August came, my 18th birthday and also results
..I passed?!?! Ya Allah I passed. Bittersweet. At that moment I felt like I had stabbed myself through the heart, I was capable of anything and yet I have wasted it. My trial was merely a month away. How my heart bled.
Have you ever heard the term "Sleepless nights"?, I have, I struggled to comprehend how I let myself get here, the pain I put my mother through, my sister who was enduring her own personnal struggles held onto me as the lifeline it was I who filled her with dreams of a great life to come. I realized at that moment, Noone can hurt you more than yourself.
The month left felt like years, I lost weight, morale, happiness and at the time the will to live.

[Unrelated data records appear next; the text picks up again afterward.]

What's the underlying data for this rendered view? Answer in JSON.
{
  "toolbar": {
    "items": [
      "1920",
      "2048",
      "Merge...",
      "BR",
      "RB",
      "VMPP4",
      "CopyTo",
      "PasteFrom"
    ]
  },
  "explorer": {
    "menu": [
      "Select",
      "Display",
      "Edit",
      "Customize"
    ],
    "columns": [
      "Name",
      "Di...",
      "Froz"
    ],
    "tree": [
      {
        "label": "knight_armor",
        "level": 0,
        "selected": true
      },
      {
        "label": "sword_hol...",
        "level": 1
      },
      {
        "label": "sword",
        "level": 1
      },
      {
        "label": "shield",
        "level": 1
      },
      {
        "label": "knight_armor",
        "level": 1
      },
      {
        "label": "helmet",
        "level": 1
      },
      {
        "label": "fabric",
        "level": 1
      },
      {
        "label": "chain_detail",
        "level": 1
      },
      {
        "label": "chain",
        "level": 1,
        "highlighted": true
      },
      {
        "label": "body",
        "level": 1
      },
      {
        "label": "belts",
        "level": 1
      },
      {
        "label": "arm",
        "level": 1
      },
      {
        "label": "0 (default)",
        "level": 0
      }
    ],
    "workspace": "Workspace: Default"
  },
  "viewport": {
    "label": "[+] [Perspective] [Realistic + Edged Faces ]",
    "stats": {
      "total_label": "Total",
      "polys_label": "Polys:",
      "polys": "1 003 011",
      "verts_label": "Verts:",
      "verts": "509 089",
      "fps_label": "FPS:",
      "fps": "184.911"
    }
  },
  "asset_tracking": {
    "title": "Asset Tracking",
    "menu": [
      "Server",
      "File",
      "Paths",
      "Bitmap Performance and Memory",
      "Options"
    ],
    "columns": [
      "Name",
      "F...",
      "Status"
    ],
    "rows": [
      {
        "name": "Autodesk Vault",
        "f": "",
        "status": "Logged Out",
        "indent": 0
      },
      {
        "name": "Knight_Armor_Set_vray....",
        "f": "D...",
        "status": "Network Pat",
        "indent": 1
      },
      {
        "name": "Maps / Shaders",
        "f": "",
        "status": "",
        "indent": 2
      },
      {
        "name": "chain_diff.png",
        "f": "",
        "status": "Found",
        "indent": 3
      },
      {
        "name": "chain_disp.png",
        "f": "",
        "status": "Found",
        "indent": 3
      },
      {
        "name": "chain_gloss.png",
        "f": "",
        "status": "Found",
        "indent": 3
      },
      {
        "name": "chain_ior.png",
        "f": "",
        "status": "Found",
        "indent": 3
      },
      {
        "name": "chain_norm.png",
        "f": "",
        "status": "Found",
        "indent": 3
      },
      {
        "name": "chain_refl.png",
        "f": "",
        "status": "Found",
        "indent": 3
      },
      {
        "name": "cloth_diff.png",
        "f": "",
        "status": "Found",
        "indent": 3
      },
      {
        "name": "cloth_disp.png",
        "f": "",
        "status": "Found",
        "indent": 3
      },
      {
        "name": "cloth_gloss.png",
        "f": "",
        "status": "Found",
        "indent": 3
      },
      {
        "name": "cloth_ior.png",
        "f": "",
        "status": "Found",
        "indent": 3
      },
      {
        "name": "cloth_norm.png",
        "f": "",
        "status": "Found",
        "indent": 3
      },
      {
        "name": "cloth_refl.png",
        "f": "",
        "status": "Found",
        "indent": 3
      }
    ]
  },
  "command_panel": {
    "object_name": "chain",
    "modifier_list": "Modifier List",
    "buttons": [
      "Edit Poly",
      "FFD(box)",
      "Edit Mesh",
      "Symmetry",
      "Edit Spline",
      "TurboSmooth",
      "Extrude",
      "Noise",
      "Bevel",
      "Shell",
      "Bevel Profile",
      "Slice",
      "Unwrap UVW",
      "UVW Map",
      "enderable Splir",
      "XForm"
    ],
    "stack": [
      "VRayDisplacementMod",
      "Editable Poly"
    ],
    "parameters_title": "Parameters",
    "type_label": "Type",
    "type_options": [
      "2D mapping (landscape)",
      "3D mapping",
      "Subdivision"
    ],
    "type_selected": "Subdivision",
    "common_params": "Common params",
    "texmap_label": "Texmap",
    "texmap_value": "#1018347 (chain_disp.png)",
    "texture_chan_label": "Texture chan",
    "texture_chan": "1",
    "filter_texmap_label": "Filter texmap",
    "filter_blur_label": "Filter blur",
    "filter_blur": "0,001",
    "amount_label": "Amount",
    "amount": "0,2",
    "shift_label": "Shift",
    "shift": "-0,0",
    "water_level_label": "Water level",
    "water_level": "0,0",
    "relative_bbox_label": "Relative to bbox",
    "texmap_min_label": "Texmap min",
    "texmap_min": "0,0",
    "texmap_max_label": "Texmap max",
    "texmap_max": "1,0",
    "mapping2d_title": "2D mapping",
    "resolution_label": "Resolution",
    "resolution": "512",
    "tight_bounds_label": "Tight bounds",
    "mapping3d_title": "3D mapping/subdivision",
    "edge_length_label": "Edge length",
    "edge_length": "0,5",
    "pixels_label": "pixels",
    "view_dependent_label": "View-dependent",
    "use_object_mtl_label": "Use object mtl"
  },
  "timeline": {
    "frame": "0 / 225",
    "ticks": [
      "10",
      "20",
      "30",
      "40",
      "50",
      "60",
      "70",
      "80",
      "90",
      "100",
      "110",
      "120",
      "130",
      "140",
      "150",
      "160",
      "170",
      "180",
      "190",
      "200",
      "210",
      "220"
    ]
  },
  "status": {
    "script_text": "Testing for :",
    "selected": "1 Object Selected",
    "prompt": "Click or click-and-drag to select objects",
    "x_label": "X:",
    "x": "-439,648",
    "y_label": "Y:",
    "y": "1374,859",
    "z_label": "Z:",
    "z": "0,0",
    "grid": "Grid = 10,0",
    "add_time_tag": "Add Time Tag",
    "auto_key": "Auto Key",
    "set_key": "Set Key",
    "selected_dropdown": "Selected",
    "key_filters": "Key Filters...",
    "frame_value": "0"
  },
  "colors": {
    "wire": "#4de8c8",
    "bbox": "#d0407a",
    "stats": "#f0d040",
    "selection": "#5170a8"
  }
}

Court date begun an I found myself being stood up against a jury of 12 white people. My mother crying uncontrollably just at the sight of me on the dock. What have I done?
All my friends were nowhere in sight.. Just the ones that mattered, the ones I neglected.
Have you ever heard the saying, "There are not atheists in Foxholes"? (google it lol)
Now what Im about to tell you may sound difficult to believe but may Allah hold me into account if I am lying, The trial went on and on and on and on.. until it came to be known that a fire at a police station had destroyed valuable evidence in the case and with that there was insufficient evidence to gain a strong case on behalf of the prosecution. I was acquitted.
I was free, I am free.
As a gift to me my mother paid for me to go to Mecca, (May Allah reward her, Ameen) I saw the purpose, the reason to life, the truth and I realized how much I had been neglecting Allah, despite all the blessing he sent me, the signs, the chances time and time again..
I used to be ashamed of my name, thought it sounded to "ethnic" Abdirahman - Servent of the most Merciful.
To say I love my name would be an understatement.
Today Im studying International Business and Globalization at university, trying to repay my mountain of debt to Allah and striving to perfect myself in the deen.
To see my mothers face when she saw me practising, it was exactly how I imagined it would be, I really understand now, why they say money isnt everything..
In the words of a very wise man, "I was paying for a diease, when the cure is free".
Allah loves you, otherwise he would not have made you a Muslim. He sends you sooo many signs, dont neglect brothers and sisters, and even if you do Allah sends more and more till even the hypocrit crumbles with remorse.
Make the intention at the very least to strive to perfect our Deen before its too late insha Allah. Its the key to true happiness trust.
Sisters I know its not easy for you, but you are the Queens of our Ummah, Without you us men would be nothing so please try your best to stay strong.
..And brothers love one another, practise your deen inwardly and outwardly, our sisters must wear Hijab and dress modestly, make it easier on them and dress islamically, grow your beard as sunnah and let them know that they are not alone.